Long Form April 20, 2026

The Reuben: America's Most Contested Sandwich

Two cities, two origin stories, one legendary sandwich. We dig into the evidence and settle the question of where the Reuben actually came from.

The Reuben: America's Most Contested Sandwich

There are sandwiches with disputed origins and then there is the Reuben, which has two fully formed, completely incompatible creation myths, each with its own cast of characters, its own supporting documentation, and its own city of origin. Omaha and New York have been arguing about this for decades. Let's look at what the evidence actually says.


The Omaha Claim

The Omaha story centers on Reuben Kulakofsky, a Lithuanian-born grocer who allegedly invented the sandwich around 1925 during a late-night poker game at the Blackstone Hotel. The game was a regular affair among local businessmen. Charles Schimmel, who owned the hotel, was apparently so taken with the sandwich that he put it on the menu. In 1956, a Blackstone Hotel employee named Fern Snider entered the recipe in a national sandwich competition. She won. Omaha claims this as institutional validation.

There is genuine documentation here. The Blackstone Hotel was real. The poker game is corroborated by multiple accounts. Kulakofsky's family has maintained the story for generations.

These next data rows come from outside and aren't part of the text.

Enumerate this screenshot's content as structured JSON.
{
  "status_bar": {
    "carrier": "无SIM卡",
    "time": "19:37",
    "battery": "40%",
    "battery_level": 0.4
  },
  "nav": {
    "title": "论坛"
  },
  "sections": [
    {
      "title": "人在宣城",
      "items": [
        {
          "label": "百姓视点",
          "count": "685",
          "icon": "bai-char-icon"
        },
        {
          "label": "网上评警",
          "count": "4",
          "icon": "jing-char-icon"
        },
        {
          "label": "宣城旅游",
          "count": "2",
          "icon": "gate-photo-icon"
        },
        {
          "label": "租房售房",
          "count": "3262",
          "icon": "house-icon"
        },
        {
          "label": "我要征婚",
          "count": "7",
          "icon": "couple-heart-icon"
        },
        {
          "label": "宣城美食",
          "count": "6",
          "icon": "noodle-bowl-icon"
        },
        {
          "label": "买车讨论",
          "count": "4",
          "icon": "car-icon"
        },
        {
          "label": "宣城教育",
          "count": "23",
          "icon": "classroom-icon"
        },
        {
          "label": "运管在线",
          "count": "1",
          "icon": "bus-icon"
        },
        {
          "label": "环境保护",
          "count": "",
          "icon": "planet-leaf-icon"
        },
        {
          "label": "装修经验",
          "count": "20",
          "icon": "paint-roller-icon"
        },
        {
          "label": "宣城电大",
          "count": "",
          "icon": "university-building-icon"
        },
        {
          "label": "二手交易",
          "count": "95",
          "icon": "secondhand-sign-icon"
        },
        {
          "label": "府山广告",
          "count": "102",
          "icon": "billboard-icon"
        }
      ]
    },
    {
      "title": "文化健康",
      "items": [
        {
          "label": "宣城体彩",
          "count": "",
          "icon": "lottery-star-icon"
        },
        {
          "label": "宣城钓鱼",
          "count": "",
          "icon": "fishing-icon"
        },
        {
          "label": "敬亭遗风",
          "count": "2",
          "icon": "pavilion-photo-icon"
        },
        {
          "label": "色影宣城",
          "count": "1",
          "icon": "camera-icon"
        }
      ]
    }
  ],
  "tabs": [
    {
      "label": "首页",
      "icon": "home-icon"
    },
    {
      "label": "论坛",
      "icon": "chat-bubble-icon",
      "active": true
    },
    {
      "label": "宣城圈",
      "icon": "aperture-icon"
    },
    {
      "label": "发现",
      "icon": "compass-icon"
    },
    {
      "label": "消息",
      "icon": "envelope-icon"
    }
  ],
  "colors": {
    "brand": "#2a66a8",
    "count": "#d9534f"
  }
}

The 1956 competition win is verifiable.

The New York Claim

The New York counter-story attributes the sandwich to Arnold Reuben, who ran Reuben's Restaurant on Madison Avenue starting in 1908. In this version, a young actress named Annette Seelos came in hungry one night around 1914, and Reuben improvised a sandwich for her: ham, turkey, Swiss cheese, and coleslaw on rye. He named it after himself.

Note what's missing from this version: corned beef and sauerkraut. The New York "Reuben" as originally described bears almost no resemblance to the sandwich we recognize today. Arnold Reuben's grandson has been a consistent spokesperson for this claim, and it has gotten coverage, but the actual recipe doesn't hold up.

The Verdict

I'll give this to Omaha. Here's why: the sandwich we actually eat — corned beef, Swiss, sauerkraut, Thousand Island on rye, griddled — matches the Kulakofsky version, not the Arnold Reuben version. The New York claim relies on name similarity and a sandwich with completely different ingredients. That's not a claim, that's a coincidence.


The Canonical Reuben

The sandwich that Fern Snider submitted to that 1956 competition is the gold standard. Here is what it requires:

The bread must be rye, marble rye if you're feeling generous. It needs enough structural integrity to handle the weight of wet filling without collapsing, and the caraway flavor is load-bearing — it cuts through the fat of the corned beef and the acidity of the sauerkraut in a way that plain sourdough cannot.

The meat is corned beef, not pastrami. This is not a small distinction. Corned beef is brine-cured and boiled, giving it a soft, yielding texture and a clean, saline flavor. Pastrami is smoked after brining, which adds a different dimension — excellent on its own, but it changes the sandwich's character. A Reuben made with pastrami is called a Rachel, and while it's good, it is not a Reuben. Call things what they are.

The cheese is Swiss — specifically, a proper Swiss with some age and funk, not the plastic-wrapped domestic stuff. Gruyère is technically an upgrade. It has more depth, melts more evenly, and holds up better under the broiler. If a restaurant uses Gruyère I respect the choice even if it's not traditional.

The sauerkraut must be drained. This is where 80 percent of bad Reubens fail. Sauerkraut holds water. If you don't press it dry, it soaks through the bread and turns the bottom slice into gray paste by the time it reaches the table. Drain, press, drain again.

The dressing is where reasonable people disagree most. Thousand Island is traditional and correct for the classic version. Russian dressing (which is sharper, with more horseradish) is an acceptable variant. What is not acceptable is omitting the dressing entirely. Without the creamy, tangy element to mediate between the salt of the meat and the acid of the kraut, the sandwich is brutally one-note.


Why It Became Iconic

The Reuben succeeded because it is one of the few sandwiches that achieves genuine flavor balance across every component. The meat is salty and rich. The kraut is acidic and slightly funky. The cheese is mild and creamy. The bread is earthy. The dressing is sweet and tangy. Everything has a counterpart. Nothing dominates.

It also benefits from the griddle. The griddling of the bread creates a physical barrier — a toasted crust that slows moisture migration and adds a textural contrast that raw rye can't provide. The Reuben is not a cold sandwich. It is definitively a hot sandwich, and any restaurant serving it cold is serving it wrong.

The Reuben became a deli standard in the second half of the twentieth century because it was forgiving to produce at scale, it used ingredients that held well, and it photographed well in menu photography. These are not artistic reasons, but they are real ones. Great sandwiches survive because great restaurants serve them reliably, and the Reuben's construction is just standardized enough to replicate without losing what makes it work.

Omaha got there first. The rest of us have been eating well ever since.